For a Noetherian local $\mathbb{C}$-algebra $A$, we can define a flat $S:=\mathrm{Spec}(A)$-family of semistble $\mathcal{O}_X$-modules, as a coherent $\mathcal{O}_{X\times S}$-module $\mathcal{F}$ such that $\mathcal{F}$ is flat over $S$ and at geometric points $s\in S$, the fibre $\mathcal{F}|_{X\times\{s\}}$ is semistable.

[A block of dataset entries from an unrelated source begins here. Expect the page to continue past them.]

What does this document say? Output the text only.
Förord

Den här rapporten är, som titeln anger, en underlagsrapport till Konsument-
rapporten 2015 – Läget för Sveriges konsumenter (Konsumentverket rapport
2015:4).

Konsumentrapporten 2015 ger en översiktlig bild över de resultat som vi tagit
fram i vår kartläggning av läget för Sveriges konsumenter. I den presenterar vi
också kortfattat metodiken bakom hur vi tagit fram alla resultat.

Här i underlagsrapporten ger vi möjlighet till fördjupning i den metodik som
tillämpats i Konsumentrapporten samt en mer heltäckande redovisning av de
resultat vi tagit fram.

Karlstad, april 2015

It seems that for a flat $S$-family of coherent pure $\mathcal{O}_X$-modules, there is not always a filtration $\{\mathcal{F}_{\leq i}\}$ such that it restricts to the Harder-Narasimhan filtration at geometric points.
My question is why there is no existence in general. Are there calculable examples showing this?
I'm not sure that I understand your question correctly, but if you want the filtration on $X \times S$ to be a Harder-Narasimhan filtration, I think any example where $\mathcal F$ is not semistable, but $\mathcal F_s = \mathcal F_{X \times \{s\}}$ is semistable, should do.
Suppose there is a Harder-Narasimhan filtration for $\mathcal F$ which restricts to a HN-filtration on $X \times \{s\}$. If $\mathcal F|_{s}$ is semistable, it has trivial Harder-Narasimhan filtration. So $\mathcal F_{\leq i}|_{X \times \{s\}} = 0$ for $i < \ell$. But the support of a coherent sheaf is closed, so that $F_{\leq i} = 0$ on all of $X \times S$ (The support is a closed subset $Y \subset X \times S$ which maps to a closed subset $Z = \operatorname{pr}(Y) \subset S$ by projectivity of $X$. But $Z$ does not contain the closed point $s \in S$, so $Z = \emptyset$).
So the HN-filtration of $\mathcal F$ is trivial, but if $\mathcal F$ is not semistable, this is a contradiction.